MS Awareness Month Marches On

The WHOLE %&$# time

As MS Awareness Month is marching on (ha, see what I did there?), I thought I’d talk about my MS journey. Again.

I know I wrote about the road to a diagnosis in this post, but I think it bears repeating. You NEED to advocate for yourself. YOU need to make yourself heard. Looking back, it seems I was relatively passive in my pursuit of solving the mystery that is MS. I thought I was taking charge of my healthcare, but I’m not sure I was insistent enough. I knew something was amiss, yet I didn’t press enough when I kept hearing I was “fine”. Maybe deep down I wanted to hear that there was nothing wrong even though I knew there was something wrong. I can’t say with any certainty one way or another.

I remember arguing with a doctor in the emergency room who insisted I had pneumonia. I had no fever*, no cough, no shortness of breath, no discomfort in my chest save for the MS Hug that (at that point) had no name and a protruding rib. He showed me an x-ray and he was so sure it showed pneumonia, he even pointed out what he called pneumonia. Thanks to the marvel that is the internet, I now know what he showed me was not pneumonia in my lung.

I remember hearing my alarm in the morning, shutting it off and rolling over. I could not get enough sleep; I never felt rested no matter how long I slept. Fatigue was, and still is, my chief complaint. Fatigue is not just being tired.

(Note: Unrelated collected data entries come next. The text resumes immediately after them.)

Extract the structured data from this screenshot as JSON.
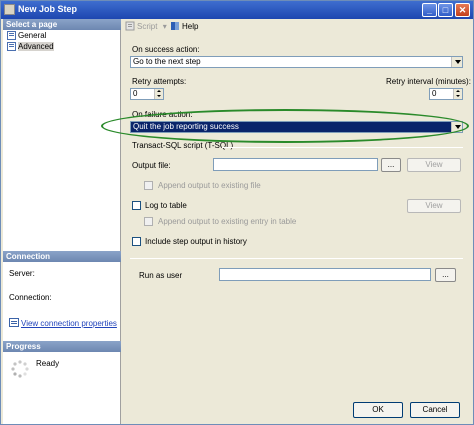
{
  "window": {
    "title": "New Job Step",
    "minimize_glyph": "_",
    "maximize_glyph": "□",
    "close_glyph": "✕"
  },
  "left_pane": {
    "select_page_header": "Select a page",
    "pages": [
      {
        "label": "General",
        "icon": "page-icon",
        "selected": false
      },
      {
        "label": "Advanced",
        "icon": "page-icon",
        "selected": true
      }
    ],
    "connection_header": "Connection",
    "server_label": "Server:",
    "connection_label": "Connection:",
    "view_connection_link": "View connection properties",
    "progress_header": "Progress",
    "progress_status": "Ready"
  },
  "toolbar": {
    "script_label": "Script",
    "help_label": "Help"
  },
  "form": {
    "on_success_label": "On success action:",
    "on_success_value": "Go to the next step",
    "retry_attempts_label": "Retry attempts:",
    "retry_attempts_value": "0",
    "retry_interval_label": "Retry interval (minutes):",
    "retry_interval_value": "0",
    "on_failure_label": "On failure action:",
    "on_failure_value": "Quit the job reporting success",
    "tsql_header": "Transact-SQL script (T-SQL)",
    "output_file_label": "Output file:",
    "browse_label": "...",
    "view_label": "View",
    "append_output_label": "Append output to existing file",
    "log_to_table_label": "Log to table",
    "append_entry_label": "Append output to existing entry in table",
    "include_history_label": "Include step output in history",
    "run_as_label": "Run as user"
  },
  "footer": {
    "ok_label": "OK",
    "cancel_label": "Cancel"
  },
  "colors": {
    "title_bar": "#1d46b0",
    "selection": "#0a246a",
    "highlight_ellipse": "#2a8a2a",
    "link": "#2244bb"
  }
}
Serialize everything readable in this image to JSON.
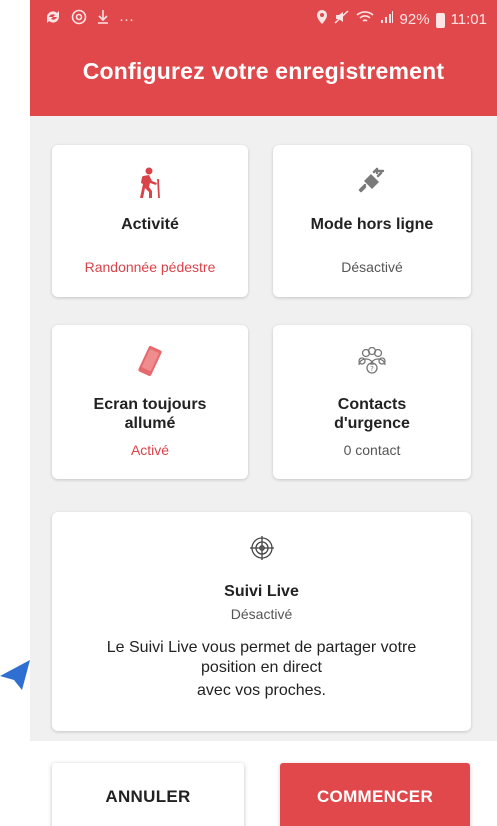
{
  "status_bar": {
    "left_icons": [
      "sync-icon",
      "at-icon",
      "download-icon",
      "more-icon"
    ],
    "battery_percent": "92%",
    "time": "11:01"
  },
  "header": {
    "title": "Configurez votre enregistrement"
  },
  "cards": {
    "activity": {
      "title": "Activité",
      "value": "Randonnée pédestre"
    },
    "offline": {
      "title": "Mode hors ligne",
      "value": "Désactivé"
    },
    "screen": {
      "title_line1": "Ecran toujours",
      "title_line2": "allumé",
      "value": "Activé"
    },
    "contacts": {
      "title_line1": "Contacts",
      "title_line2": "d'urgence",
      "value": "0 contact"
    },
    "live": {
      "title": "Suivi Live",
      "value": "Désactivé",
      "desc_line1": "Le Suivi Live vous permet de partager votre",
      "desc_line2": "position en direct",
      "desc_line3": "avec vos proches."
    }
  },
  "buttons": {
    "cancel": "ANNULER",
    "start": "COMMENCER"
  },
  "colors": {
    "accent": "#e0484c",
    "accent_text": "#d9434a",
    "background": "#f0f0f0",
    "arrow": "#2f6fd1"
  }
}
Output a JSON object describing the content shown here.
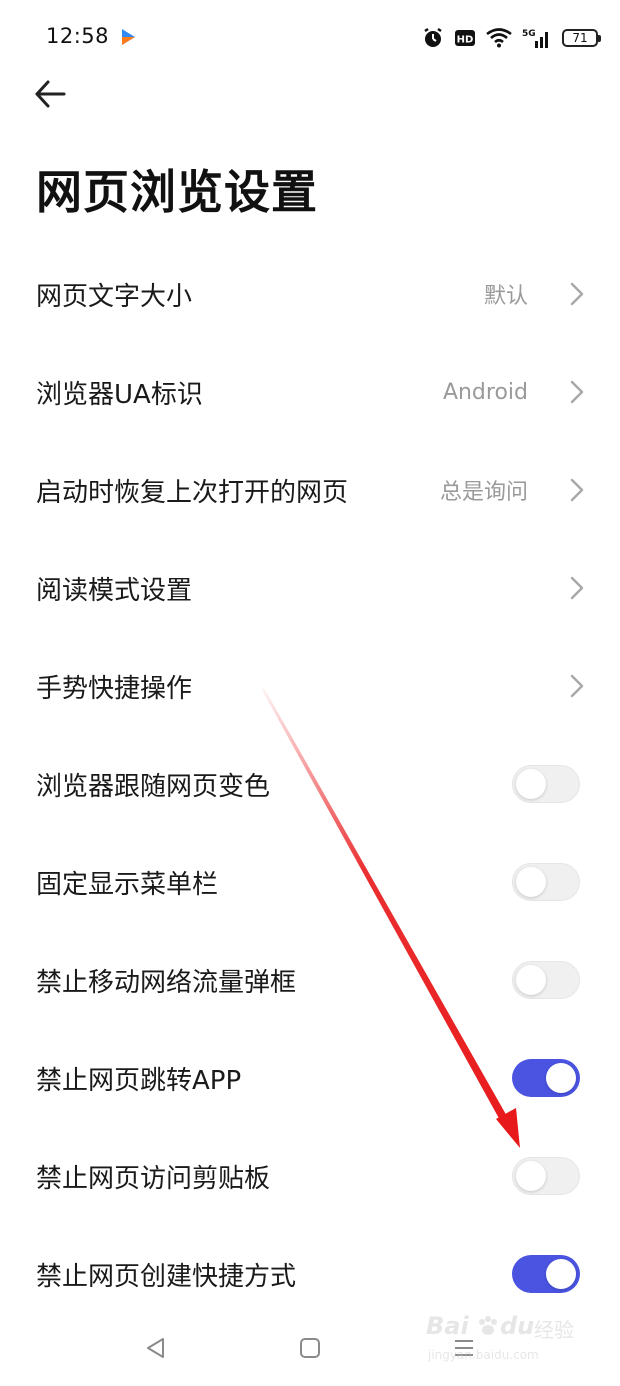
{
  "status_bar": {
    "time": "12:58",
    "signal_label": "5G",
    "hd_label": "HD",
    "battery_level": "71"
  },
  "header": {
    "title": "网页浏览设置"
  },
  "settings": {
    "items": [
      {
        "label": "网页文字大小",
        "value": "默认",
        "type": "nav"
      },
      {
        "label": "浏览器UA标识",
        "value": "Android",
        "type": "nav"
      },
      {
        "label": "启动时恢复上次打开的网页",
        "value": "总是询问",
        "type": "nav"
      },
      {
        "label": "阅读模式设置",
        "value": "",
        "type": "nav"
      },
      {
        "label": "手势快捷操作",
        "value": "",
        "type": "nav"
      },
      {
        "label": "浏览器跟随网页变色",
        "type": "toggle",
        "enabled": false
      },
      {
        "label": "固定显示菜单栏",
        "type": "toggle",
        "enabled": false
      },
      {
        "label": "禁止移动网络流量弹框",
        "type": "toggle",
        "enabled": false
      },
      {
        "label": "禁止网页跳转APP",
        "type": "toggle",
        "enabled": true
      },
      {
        "label": "禁止网页访问剪贴板",
        "type": "toggle",
        "enabled": false
      },
      {
        "label": "禁止网页创建快捷方式",
        "type": "toggle",
        "enabled": true
      }
    ]
  },
  "colors": {
    "accent": "#4a54e1",
    "toggle_off": "#f0f0f0",
    "annotation_arrow": "#e8191b",
    "secondary_text": "#9a9a9a"
  },
  "navigation": {
    "icons": [
      "back-triangle-icon",
      "home-square-icon",
      "menu-lines-icon"
    ]
  },
  "watermark": {
    "brand": "Bai",
    "brand_suffix": "du",
    "product": "经验",
    "url": "jingyan.baidu.com"
  }
}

Fatigue is...indefinable to someone who has not experienced true fatigue. It’s a tired that never ever gets better. It’s having had excellent sleep and still not being ready to face the day. Fatigue is walking uphill through a waist-deep river of barely liquid mud while carrying a 50-pound backpack. It’s getting up from a chair while it feels like you’re being pushed down into the chair. Here’s a view of MS fatigue from another perspective. 

Fatigue is a feeling of heaviness that permeates your body. If you’re ever had the flu, you’ve experienced a fraction of what we feel daily. It requires maximum effort to move an arm and walking anywhere seems impossible. Just for fun, the fatigue level is constantly changing. Some days we can feel- dare I say it- normal, and some days it’s I want another cup of coffee but the kitchen is too far away.

So when we say we have MS, and you say, “gosh, I would never know”, you understand why it’s called an invisible illness or a snowflake disease. I explained how I feel about the moniker of snowflake disease here.

We are all different, and individually, we have different experiences daily. Or more often. I think that might be part of the reason MS is difficult to diagnose outside of areas where it is prevalent. There are so many symptoms that are common with other illnesses and the unusual symptoms (I didn’t tell my doctor about feeling wet when my skin was dry, that’s just weird) don’t get mentioned. Unless you’re looking for MS, you don’t look for MS.

 

 *I don’t really run a fever. In the throes of appendicitis, I never had a fever. My mom never really ran a fever, nor did my sister. We’ve since discovered that my daughter rarely runs a fever.